Redis can automatically rewrite the AOF in the background when the AOF file becomes too large: the rewritten new AOF file contains the minimum set of commands needed to restore the current data set. The entire rewrite operation is absolutely safe because Redis continues to append commands to existing AOF files while creating new AOF files, and the existing AOF files will not be lost even if an outage occurs during the rewrite. Once the new AOF file is created, Redis switches from the old AOF file to the new AOF file and starts appending the new AOF file.
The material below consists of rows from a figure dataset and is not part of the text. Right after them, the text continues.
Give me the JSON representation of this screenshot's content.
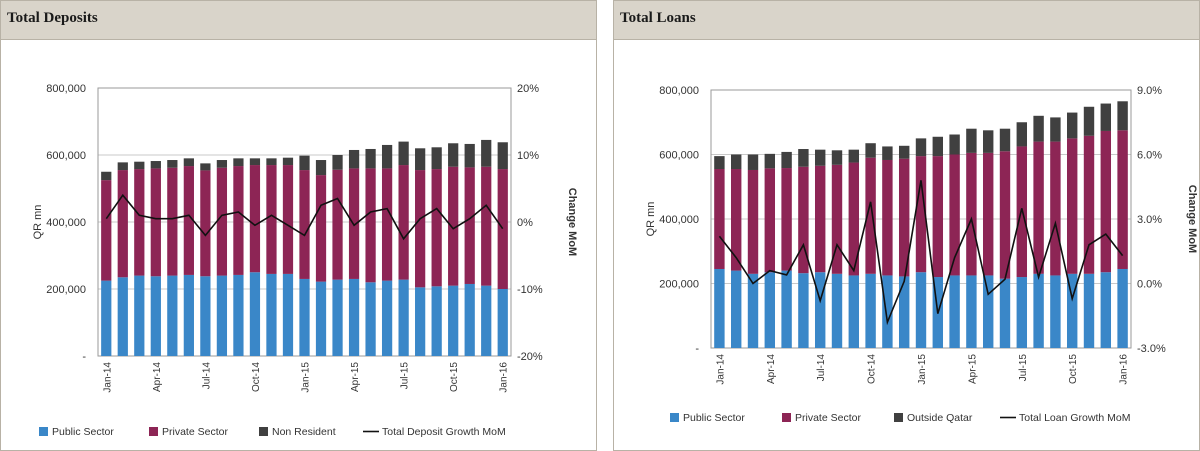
{
  "charts": [
    {
      "panel_title": "Total Deposits",
      "chart_data": {
        "type": "bar",
        "stacked": true,
        "title": "Total Deposits",
        "ylabel": "QR mn",
        "y2label": "Change MoM",
        "ylim": [
          0,
          800000
        ],
        "y_ticks": [
          0,
          200000,
          400000,
          600000,
          800000
        ],
        "y_tick_labels": [
          "-",
          "200,000",
          "400,000",
          "600,000",
          "800,000"
        ],
        "y2lim": [
          -20,
          20
        ],
        "y2_ticks": [
          -20,
          -10,
          0,
          10,
          20
        ],
        "y2_tick_labels": [
          "-20%",
          "-10%",
          "0%",
          "10%",
          "20%"
        ],
        "categories": [
          "Jan-14",
          "Feb-14",
          "Mar-14",
          "Apr-14",
          "May-14",
          "Jun-14",
          "Jul-14",
          "Aug-14",
          "Sep-14",
          "Oct-14",
          "Nov-14",
          "Dec-14",
          "Jan-15",
          "Feb-15",
          "Mar-15",
          "Apr-15",
          "May-15",
          "Jun-15",
          "Jul-15",
          "Aug-15",
          "Sep-15",
          "Oct-15",
          "Nov-15",
          "Dec-15",
          "Jan-16"
        ],
        "x_tick_labels": [
          "Jan-14",
          "",
          "",
          "Apr-14",
          "",
          "",
          "Jul-14",
          "",
          "",
          "Oct-14",
          "",
          "",
          "Jan-15",
          "",
          "",
          "Apr-15",
          "",
          "",
          "Jul-15",
          "",
          "",
          "Oct-15",
          "",
          "",
          "Jan-16"
        ],
        "series": [
          {
            "name": "Public Sector",
            "kind": "bar",
            "color": "#3a87c8",
            "values": [
              225000,
              235000,
              240000,
              238000,
              240000,
              242000,
              238000,
              240000,
              242000,
              250000,
              245000,
              245000,
              230000,
              222000,
              228000,
              230000,
              220000,
              225000,
              228000,
              205000,
              208000,
              210000,
              215000,
              210000,
              200000
            ]
          },
          {
            "name": "Private Sector",
            "kind": "bar",
            "color": "#8d2555",
            "values": [
              300000,
              320000,
              318000,
              322000,
              322000,
              325000,
              316000,
              322000,
              325000,
              320000,
              325000,
              325000,
              325000,
              318000,
              328000,
              330000,
              340000,
              335000,
              342000,
              350000,
              350000,
              355000,
              348000,
              355000,
              358000
            ]
          },
          {
            "name": "Non Resident",
            "kind": "bar",
            "color": "#404040",
            "values": [
              25000,
              23000,
              22000,
              22000,
              23000,
              23000,
              21000,
              23000,
              23000,
              20000,
              20000,
              22000,
              43000,
              45000,
              44000,
              55000,
              58000,
              70000,
              70000,
              65000,
              65000,
              70000,
              70000,
              80000,
              80000
            ]
          },
          {
            "name": "Total Deposit Growth MoM",
            "kind": "line",
            "color": "#111111",
            "values": [
              0.5,
              4,
              1,
              0.5,
              0.5,
              1,
              -2,
              1,
              1.5,
              -0.5,
              1,
              -0.5,
              -2,
              2.5,
              3.5,
              -0.5,
              1.5,
              2,
              -2.5,
              0.5,
              2,
              -1,
              0.5,
              2.5,
              -1
            ]
          }
        ],
        "legend": [
          "Public Sector",
          "Private Sector",
          "Non Resident",
          "Total Deposit Growth MoM"
        ],
        "legend_position": "bottom"
      }
    },
    {
      "panel_title": "Total Loans",
      "chart_data": {
        "type": "bar",
        "stacked": true,
        "title": "Total Loans",
        "ylabel": "QR mn",
        "y2label": "Change MoM",
        "ylim": [
          0,
          800000
        ],
        "y_ticks": [
          0,
          200000,
          400000,
          600000,
          800000
        ],
        "y_tick_labels": [
          "-",
          "200,000",
          "400,000",
          "600,000",
          "800,000"
        ],
        "y2lim": [
          -3,
          9
        ],
        "y2_ticks": [
          -3,
          0,
          3,
          6,
          9
        ],
        "y2_tick_labels": [
          "-3.0%",
          "0.0%",
          "3.0%",
          "6.0%",
          "9.0%"
        ],
        "categories": [
          "Jan-14",
          "Feb-14",
          "Mar-14",
          "Apr-14",
          "May-14",
          "Jun-14",
          "Jul-14",
          "Aug-14",
          "Sep-14",
          "Oct-14",
          "Nov-14",
          "Dec-14",
          "Jan-15",
          "Feb-15",
          "Mar-15",
          "Apr-15",
          "May-15",
          "Jun-15",
          "Jul-15",
          "Aug-15",
          "Sep-15",
          "Oct-15",
          "Nov-15",
          "Dec-15",
          "Jan-16"
        ],
        "x_tick_labels": [
          "Jan-14",
          "",
          "",
          "Apr-14",
          "",
          "",
          "Jul-14",
          "",
          "",
          "Oct-14",
          "",
          "",
          "Jan-15",
          "",
          "",
          "Apr-15",
          "",
          "",
          "Jul-15",
          "",
          "",
          "Oct-15",
          "",
          "",
          "Jan-16"
        ],
        "series": [
          {
            "name": "Public Sector",
            "kind": "bar",
            "color": "#3a87c8",
            "values": [
              245000,
              240000,
              230000,
              235000,
              240000,
              232000,
              235000,
              230000,
              225000,
              230000,
              225000,
              222000,
              235000,
              220000,
              225000,
              225000,
              225000,
              215000,
              220000,
              230000,
              225000,
              230000,
              230000,
              235000,
              245000
            ]
          },
          {
            "name": "Private Sector",
            "kind": "bar",
            "color": "#8d2555",
            "values": [
              310000,
              315000,
              322000,
              322000,
              318000,
              330000,
              330000,
              338000,
              350000,
              360000,
              358000,
              365000,
              360000,
              375000,
              375000,
              380000,
              380000,
              395000,
              405000,
              410000,
              415000,
              420000,
              428000,
              438000,
              430000
            ]
          },
          {
            "name": "Outside Qatar",
            "kind": "bar",
            "color": "#404040",
            "values": [
              40000,
              45000,
              48000,
              45000,
              50000,
              55000,
              50000,
              45000,
              40000,
              45000,
              42000,
              40000,
              55000,
              60000,
              62000,
              75000,
              70000,
              70000,
              75000,
              80000,
              75000,
              80000,
              90000,
              85000,
              90000
            ]
          },
          {
            "name": "Total Loan Growth MoM",
            "kind": "line",
            "color": "#111111",
            "values": [
              2.2,
              1.2,
              0,
              0.6,
              0.4,
              1.8,
              -0.8,
              1.8,
              0.6,
              3.8,
              -1.8,
              0.1,
              4.8,
              -1.4,
              1.2,
              3,
              -0.5,
              0.2,
              3.5,
              0.3,
              2.8,
              -0.7,
              1.8,
              2.3,
              1.3
            ]
          }
        ],
        "legend": [
          "Public Sector",
          "Private Sector",
          "Outside Qatar",
          "Total Loan Growth MoM"
        ],
        "legend_position": "bottom"
      }
    }
  ]
}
  • AOF files orderly store all writes to the database in the Redis protocol format, so the contents of AOF files are easy to read and parse. Exporting AOF files is also very simple: For example, if you accidentally execute the FLUSHALL command, as long as the AOF file isn’t overwritten, stop the server, remove the FLUSHALL command at the end of the AOF file, and restart Redis, You can restore the data set to the state it was in before the FLUSHALL execution.

disadvantage

  • AOF files are usually larger than RDB files for the same data set.
  • Depending on the fsync strategy used, AOF may be slower than RDB. Fsync per second performance is still very high under normal conditions, and turning off fsync allows the AOF to be as fast as the RDB, even under high loads. However, RDB can provide more guaranteed maximum latency when handling large write loads.
  • AOF has had a bug in the past where an AOF file could not restore the dataset as it was saved when it was reloaded due to certain commands. (For example, the blocking command BRPOPLPUSH has caused such a bug.) The test suite adds tests for this: they automatically generate random, complex data sets and reload them to make sure everything is okay. Although this kind of bug is not common in AOF files, RDB bugs are almost impossible by comparison.

choice

In general, if you want to achieve data security comparable to PostgreSQL, you should use both persistence features. If you care deeply about your data, but can still afford to lose it within minutes, you can use RDB persistence only.